Once that's done, click on your app's name from the list and 

Next, you need to go get four things:
- Consumer key
- Consumer secret key
- Access token
- Access secret token

In [2]:
TWITTER_CONS_KEY = os.environ.get('T_CONS_')
TWITTER_CONS_SEC = os.environ.get('T_CONS_SECRET')
TWITTER_ACCESS_TOKEN = os.environ.get('T_ACCESS_')
TWITTER_ACCESS_SEC = os.environ.get('T_ACCESS_SECRET')

In [3]:
t = twitter.Api(
    consumer_key = TWITTER_CONS_KEY,
    consumer_secret = TWITTER_CONS_SEC,
    access_token_key = TWITTER_ACCESS_TOKEN, 
    access_token_secret = TWITTER_ACCESS_SEC,
    tweet_mode='extended'
)

Next, you'll need to create a variable for the account that you want to analyze.  Use the Twitter handle on the account, without the '@' (e.g. Use NASA, not @NASA).  If you're starting with the URL of the account, take only the handle after the last '/' (e.g. From https://twitter.com/NASA, use 'NASA'.

In [4]:
screen_name = "NASA"

In [5]:
# The Twitter api
first_200 = t.GetUserTimeline(screen_name=screen_name, count=200)

In [6]:
def get_tweets(first_200, screen_name, last_id):
    all_tweets = []
    all_tweets.extend(first_200)
    for i in range(900):
        new = t.GetUserTimeline(screen_name=screen_name, max_id=last_id-1)
        all_tweets.extend(new)
        if len(new) > 0:
            last_id = new[-1].id
        else:
            break
    
    return all_tweets

In [7]:
all_tweets = get_tweets(first_200, screen_name, first_200[-1].id)

In [8]:
print("We collected %d tweets." % len(all_tweets))
print("The most recent tweet in our collection was sent %s and the oldest tweet was sent %s." % (
                                                                            all_tweets[0].created_at, 
                                                                            all_tweets[-1].created_at)
     )

We collected 3238 tweets.
The most recent tweet in our collection was sent Sun Jul 01 01:25:01 +0000 2018 and the oldest tweet was sent Wed Oct 11 15:31:37 +0000 2017.


In [9]:
print("The 'created_at' parameter is in the form of a %s and looks like this: %s." % (
                                        type(all_tweets[0].created_at),
                                        all_tweets[0].created_at)
     )
print("The 'created_at' parameter is in the form of a %s and looks like this: %s." % (
                                        type(all_tweets[0].source), 
                                        all_tweets[0].source)
     )

The 'created_at' parameter is in the form of a <class 'str'> and looks like this: Sun Jul 01 01:25:01 +0000 2018.
The 'created_at' parameter is in the form of a <class 'str'> and looks like this: <a href="https://www.sprinklr.com" rel="nofollow">Sprinklr</a>.


In [43]:
def clean_hashtags(hashtags):
    cleaned = []
    if len(hashtags) >= 1:
        for i in range(len(hashtags)):
            cleaned.append(hashtags[i].text)        
    return cleaned

def clean_urls(urls):
    cleaned = []
    if len(urls) >= 1:
        for i in range(len(urls)):
            cleaned.append(urls[i].expanded_url)
    return(cleaned)
        

def clean_source(source):
    raw = lxml.html.document_fromstring(source)
    return raw.cssselect('body')[0].text_content()

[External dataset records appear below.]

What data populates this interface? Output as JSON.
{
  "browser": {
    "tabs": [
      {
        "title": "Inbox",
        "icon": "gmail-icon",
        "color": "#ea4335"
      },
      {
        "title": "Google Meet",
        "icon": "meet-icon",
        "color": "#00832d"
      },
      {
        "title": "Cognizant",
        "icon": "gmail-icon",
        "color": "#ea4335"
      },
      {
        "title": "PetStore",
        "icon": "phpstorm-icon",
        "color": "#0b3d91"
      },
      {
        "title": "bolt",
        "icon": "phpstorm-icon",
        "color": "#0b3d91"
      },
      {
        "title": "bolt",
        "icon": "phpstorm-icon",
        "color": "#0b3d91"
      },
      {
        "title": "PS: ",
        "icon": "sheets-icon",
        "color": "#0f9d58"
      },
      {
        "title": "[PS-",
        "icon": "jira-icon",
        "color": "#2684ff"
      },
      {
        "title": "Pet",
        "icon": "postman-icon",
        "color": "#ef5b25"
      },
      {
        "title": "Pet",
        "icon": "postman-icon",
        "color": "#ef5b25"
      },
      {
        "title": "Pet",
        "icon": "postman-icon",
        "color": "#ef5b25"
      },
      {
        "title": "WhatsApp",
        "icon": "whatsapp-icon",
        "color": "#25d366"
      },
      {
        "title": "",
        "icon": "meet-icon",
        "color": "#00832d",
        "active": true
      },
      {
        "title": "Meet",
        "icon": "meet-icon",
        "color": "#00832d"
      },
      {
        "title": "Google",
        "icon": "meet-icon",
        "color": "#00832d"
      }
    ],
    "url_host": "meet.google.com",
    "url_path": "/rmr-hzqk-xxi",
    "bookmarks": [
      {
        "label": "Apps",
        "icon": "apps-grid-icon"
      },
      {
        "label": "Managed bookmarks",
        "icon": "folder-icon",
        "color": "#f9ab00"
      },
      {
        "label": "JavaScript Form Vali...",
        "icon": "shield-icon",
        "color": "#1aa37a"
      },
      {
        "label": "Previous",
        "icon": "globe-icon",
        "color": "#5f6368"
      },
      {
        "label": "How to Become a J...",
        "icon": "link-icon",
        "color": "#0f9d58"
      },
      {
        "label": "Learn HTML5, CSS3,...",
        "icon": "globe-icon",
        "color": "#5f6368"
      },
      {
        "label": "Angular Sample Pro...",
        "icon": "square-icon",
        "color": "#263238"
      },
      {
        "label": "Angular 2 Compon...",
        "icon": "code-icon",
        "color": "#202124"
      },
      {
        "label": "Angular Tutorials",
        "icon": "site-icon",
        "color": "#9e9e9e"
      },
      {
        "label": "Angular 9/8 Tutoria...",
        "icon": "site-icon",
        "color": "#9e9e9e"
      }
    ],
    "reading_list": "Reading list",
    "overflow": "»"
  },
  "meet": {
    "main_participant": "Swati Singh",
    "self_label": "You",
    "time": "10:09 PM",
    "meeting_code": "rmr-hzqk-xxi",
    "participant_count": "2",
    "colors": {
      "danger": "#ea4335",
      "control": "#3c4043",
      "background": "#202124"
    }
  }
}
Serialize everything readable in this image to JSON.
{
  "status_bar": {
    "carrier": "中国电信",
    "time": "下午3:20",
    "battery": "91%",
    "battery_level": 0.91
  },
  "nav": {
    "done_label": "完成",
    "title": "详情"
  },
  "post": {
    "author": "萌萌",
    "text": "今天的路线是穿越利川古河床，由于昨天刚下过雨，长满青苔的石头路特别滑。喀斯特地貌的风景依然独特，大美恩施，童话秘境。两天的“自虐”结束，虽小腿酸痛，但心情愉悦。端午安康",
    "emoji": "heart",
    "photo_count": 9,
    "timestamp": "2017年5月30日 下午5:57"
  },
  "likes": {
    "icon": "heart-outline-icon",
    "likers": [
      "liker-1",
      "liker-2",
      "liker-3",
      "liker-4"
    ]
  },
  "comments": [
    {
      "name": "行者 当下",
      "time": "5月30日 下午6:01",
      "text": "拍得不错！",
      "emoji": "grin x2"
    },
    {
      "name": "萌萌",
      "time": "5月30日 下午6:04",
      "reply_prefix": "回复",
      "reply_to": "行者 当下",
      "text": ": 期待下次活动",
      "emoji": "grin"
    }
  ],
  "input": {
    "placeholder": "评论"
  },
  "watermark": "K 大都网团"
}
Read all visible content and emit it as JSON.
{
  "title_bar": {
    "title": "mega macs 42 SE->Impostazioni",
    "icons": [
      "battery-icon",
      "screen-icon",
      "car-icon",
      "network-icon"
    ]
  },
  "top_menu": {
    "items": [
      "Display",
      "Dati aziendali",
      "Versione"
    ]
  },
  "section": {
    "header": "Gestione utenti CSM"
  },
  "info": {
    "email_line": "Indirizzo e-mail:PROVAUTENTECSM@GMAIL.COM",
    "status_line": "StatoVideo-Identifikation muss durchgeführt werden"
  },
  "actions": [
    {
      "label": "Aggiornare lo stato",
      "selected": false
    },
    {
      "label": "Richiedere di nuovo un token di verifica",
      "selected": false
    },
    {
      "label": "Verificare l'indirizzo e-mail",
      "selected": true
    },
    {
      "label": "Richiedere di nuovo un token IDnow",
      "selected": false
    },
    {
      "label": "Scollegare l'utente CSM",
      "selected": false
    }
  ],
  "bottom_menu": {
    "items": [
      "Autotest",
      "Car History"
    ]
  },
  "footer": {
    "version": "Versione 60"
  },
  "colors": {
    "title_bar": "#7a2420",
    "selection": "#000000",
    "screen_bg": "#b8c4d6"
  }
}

def string_to_datetime(date_str):
    return datetime.strptime(date_str, '%a %b %d %H:%M:%S %z %Y')


# print('Our cleaned text; original was "<a href="http://twitter.com/download/iphone" rel="nofollow">Twitter for iPhone</a>)":')
# print(clean_source('<a href="http://twitter.com/download/iphone" rel="nofollow">Twitter for iPhone</a>'))
# print('***')
# print('Our date string converted to an object; original was "Sat Jun 30 11:37:03 +0000 2018":')
# print(string_to_datetime('Sat Jun 30 11:37:03 +0000 2018'))


In [40]:
def write_to_csv(tweets, filename):
    headers = ['id', 'full_text', 'hashtags', 'urls', 'created_at', 'favorite_count', 'retweet_count', 'source']
            
    with open(filename + '.csv', 'w', newline='') as csvfile:
        writer = csv.writer(csvfile, delimiter=',')
        writer.writerow(headers)
        
        for item in tweets:
            writer.writerow([item.id, 
                             item.full_text, 
                             clean_hashtags(item.hashtags), 
                             clean_urls(item.urls), 
                             item.created_at, 
                             item.favorite_count, 
                             item.retweet_count, 
                             clean_source(item.source)])
    csvfile.close()

In [44]:
write_to_csv(all_tweets, screen_name + '_tweets')

In [None]:
def create_dict(tweets):
    dict = {}
    for item in tweets:
        clean_source(item.source)
        dict[str(item.id)] = {
            'id':item.id,
            'full_text': item.full_text,
            'hashtags': item.hashtags,
            'urls': item.urls,
            'created_at': string_to_datetime(item.created_at),
            'favorite_count': item.favorite_count,
            'retweet_count' : item.retweet_count,
            'source': clean_source(item.source)
        }
    return dict

In [None]:
tweet_dict = create_dict(all_tweets)

In [None]:
tweet_dict['1013023608040513537']